THE MASQUE OF AFRICA V.S. Naipaul
“Africa has no future”. That is how V.S. Naipaul ended a 1979 interview with Elizabeth Hardwick in the New York Times Book Review. This was just after the appearance of A Bend in the River, his novel set in Africa -- a continent to which he wasn’t a stranger, living in Uganda as writer-in-residence at Makarere University in 1966. Then again, he visited the Ivory Coast in the early eighties, fruit of which was the non-fiction account, The Crocodiles of Yamoussoukro. It’s here that one finds the first glimmer of the theme that runs through his new work, The Masque of Africa. Despite his bleak pronouncements on the continent, Naipaul clearly feels impelled to return every so often; this journey may well be his last.
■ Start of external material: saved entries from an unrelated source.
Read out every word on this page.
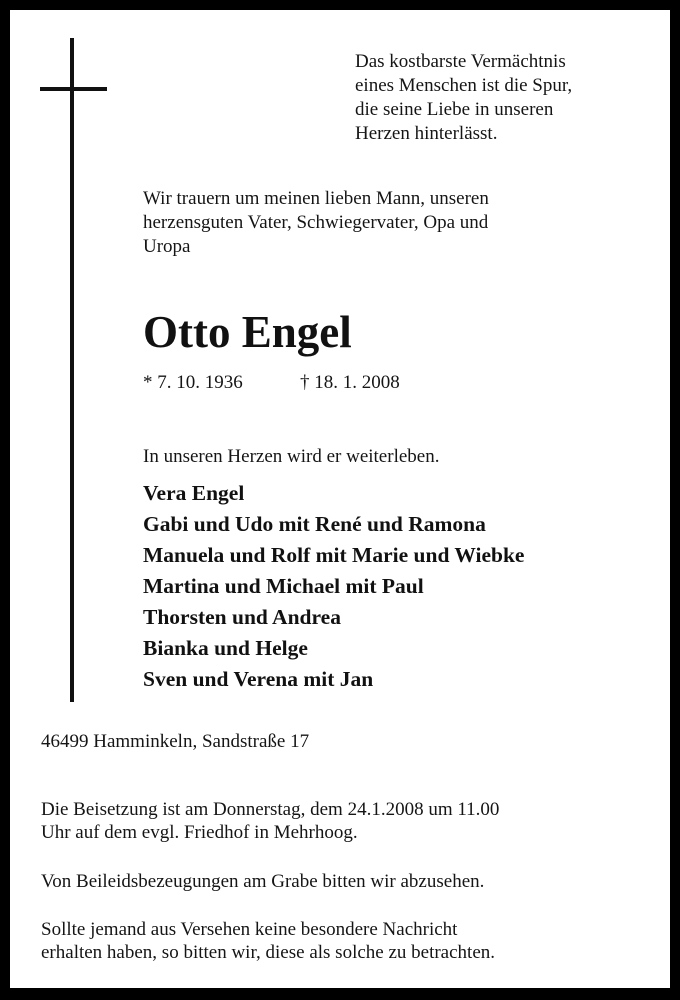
Das kostbarste Vermächtnis
eines Menschen ist die Spur,
die seine Liebe in unseren
Herzen hinterlässt.
Wir trauern um meinen lieben Mann, unseren
herzensguten Vater, Schwiegervater, Opa und
Uropa
Otto Engel
* 7. 10. 1936	† 18. 1. 2008
In unseren Herzen wird er weiterleben.
Vera Engel
Gabi und Udo mit René und Ramona
Manuela und Rolf mit Marie und Wiebke
Martina und Michael mit Paul
Thorsten und Andrea
Bianka und Helge
Sven und Verena mit Jan
46499 Hamminkeln, Sandstraße 17
Die Beisetzung ist am Donnerstag, dem 24.1.2008 um 11.00
Uhr auf dem evgl. Friedhof in Mehrhoog.
Von Beileidsbezeugungen am Grabe bitten wir abzusehen.
Sollte jemand aus Versehen keine besondere Nachricht
erhalten haben, so bitten wir, diese als solche zu betrachten.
He revisits Uganda and the Ivory Coast, and travels to Ghana, Nigeria, Gabon and South Africa, seeking what remains of primordial African belief: “the older world of magic”, and how it has changed, or not, with the advent of Christianity, Islam and the “modern” way of doing things. He seeks out the grass-thatched palaces of Africa’s original rulers, visits shrines and other reliquaries, meets soothsayers, shamans and witch-doctors, and speaks to those whose lives have been altered by initiation rites. He finds common themes: “Doubles, astral journeys, the fragility and yet the enduringness of ritual, the idea of energy, the wonder of the forest”.
For Naipaul, clear-sightedness has always been the writer’s supreme virtue. Here, however, his view of things is coloured by the past. At the book’s start, he recalls visiting a British-laid botanical garden at the edge of Lake Victoria and adds: “Sometimes (a reminder of the wildness by which we were surrounded, but from which we were protected) the ground of the Garden was flooded in parts by water from the Lake seeping through”. This, then, could be a metaphor for what follows: fear of intrinsic chaos overcoming external order.
He sees dirt and garbage everywhere. On a single page, describing his arrival at Kano, a city to the north of Nigeria, one comes across the words ‘dust’ and ‘dirt’ twice, and ‘garbage’ thrice. The word ‘garbage’ appears thrice on the very next page itself. In addition, he makes much of the supposed African tendency to eat dogs and cats, as well as much of their wildlife. That some of the heartless methods of disposing of felines appear to be the merest hearsay doesn’t seem to bother him. Time and again he obsesses over the amount of money he will have to spend on guides, interpreters, witchdoctors and the like -- although this obsession does yield a fresh insight on one occasion: “…it is strange that rituals which would once have seemed necessary and vital, serving what was divine, beyond money, have to be disregarded when there is no money.”
There are powerful passages, such as the description of an initiation at Libreville, and his marshalling of detail is as acute. Not everyone, for example, would be able to describe a soothsayer’s attire as a “white gown that came out grey in a wash from the local water”. Equally, though, there are other times when his precision and command of the language seem to falter, such as when the local legend of an Ivory Coast chieftain’s rise to power is repeated twice for no reason, or when Unilever is quaintly referred to as “the multinational firm of Lever's” and then, just a few pages later, as “the international firm of Lever's”.
In the closing section, on South Africa, he says, “I expected that a big struggle would have created bigger people, people whose magical practices might point the way ahead to something profounder”. As before, he’s disappointed. Here, “race ran as deep as religion elsewhere”: hardly a new observation. Here, too, he segues into a brief account of Gandhi’s doings in South Africa, which seem out of place as they have no connection to the stated theme of the book.
Throughout, Naipaul is frank about his limitations because of the age at which he is travelling. (At one time, his legs give way while venturing to a witch-doctor’s village; a wheelbarrow appears as a vehicle, and this, understandably, does not suffice.) While one can admire such intrepidity, there are other statements that shock: “It was hard to arrive at a human understanding of the pigmies, to see them as individuals. Perhaps they weren't”. Pronouncements like these remind one of Vivian Gornick’s observation that though much of his writing is strong and original, “the lack of tenderness wears on the nerves”. It is this absence of empathy, in the end, that creates a distance between him and his material.